Authors

Irene Patniyot

Document Type

Presentation

Publication Date

8-31-2009

Abstract

Attention is a complex construct involving extensive interactions with working memory and executive control systems to process and extract meaning out of large amounts of multi-sensory information. Disruption of attention is a characteristic symptom in schizophrenia, and further studies on selective attention are crucial for understanding the disease. The current study looks at how subjects with schizophrenia selectively attend to either a visual or auditory metronome in the presence of asynchronous cross-modal distractors of 3 different frequencies (0.5, 1, and 2 Hz).
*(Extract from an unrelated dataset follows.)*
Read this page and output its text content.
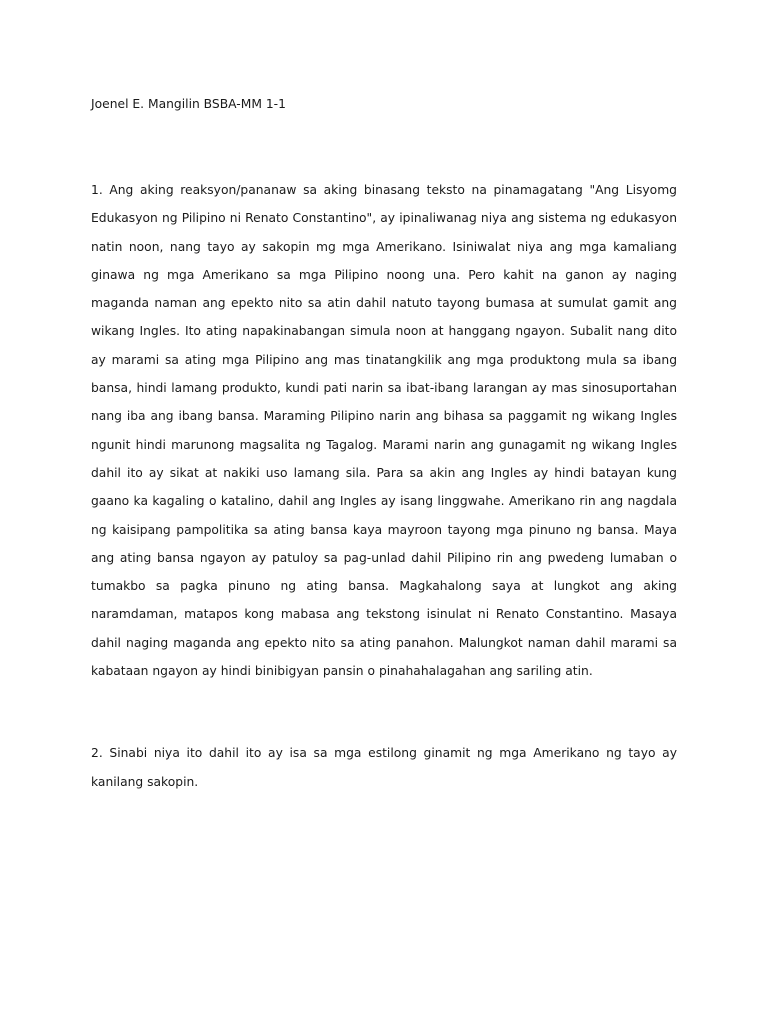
Joenel E. Mangilin BSBA-MM 1-1

1. Ang aking reaksyon/pananaw sa aking binasang teksto na pinamagatang "Ang Lisyomg Edukasyon ng Pilipino ni Renato Constantino", ay ipinaliwanag niya ang sistema ng edukasyon natin noon, nang tayo ay sakopin mg mga Amerikano. Isiniwalat niya ang mga kamaliang ginawa ng mga Amerikano sa mga Pilipino noong una. Pero kahit na ganon ay naging maganda naman ang epekto nito sa atin dahil natuto tayong bumasa at sumulat gamit ang wikang Ingles. Ito ating napakinabangan simula noon at hanggang ngayon. Subalit nang dito ay marami sa ating mga Pilipino ang mas tinatangkilik ang mga produktong mula sa ibang bansa, hindi lamang produkto, kundi pati narin sa ibat-ibang larangan ay mas sinosuportahan nang iba ang ibang bansa. Maraming Pilipino narin ang bihasa sa paggamit ng wikang Ingles ngunit hindi marunong magsalita ng Tagalog. Marami narin ang gunagamit ng wikang Ingles dahil ito ay sikat at nakiki uso lamang sila. Para sa akin ang Ingles ay hindi batayan kung gaano ka kagaling o katalino, dahil ang Ingles ay isang linggwahe. Amerikano rin ang nagdala ng kaisipang pampolitika sa ating bansa kaya mayroon tayong mga pinuno ng bansa. Maya ang ating bansa ngayon ay patuloy sa pag-unlad dahil Pilipino rin ang pwedeng lumaban o tumakbo sa pagka pinuno ng ating bansa. Magkahalong saya at lungkot ang aking naramdaman, matapos kong mabasa ang tekstong isinulat ni Renato Constantino. Masaya dahil naging maganda ang epekto nito sa ating panahon. Malungkot naman dahil marami sa kabataan ngayon ay hindi binibigyan pansin o pinahahalagahan ang sariling atin.

2. Sinabi niya ito dahil ito ay isa sa mga estilong ginamit ng mga Amerikano ng tayo ay kanilang sakopin.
Results showed that across all tasks of selective attention, patients with schizophrenia demonstrated increased variability in mean group reaction times compared to healthy volunteers. In addition, across all subjects (patients and controls), response times were most variable during the attend visual condition: a task in which subjects tapped in synchrony to a visual reversing checkerboard while ignoring an auditory metronome. Results also indicated that significantly more errors occurred in the highest (2 Hz) frequency condition. These findings are consistent with previous studies on healthy subjects showing that auditory distractors are more difficult to ignore than visual distractors during synchronized tapping. They are also consistent with studies revealing deficient selective attention in patients with schizophrenia. They do not, however, reveal any significant differences in patient vs. control performances during the auditory and visual conditions.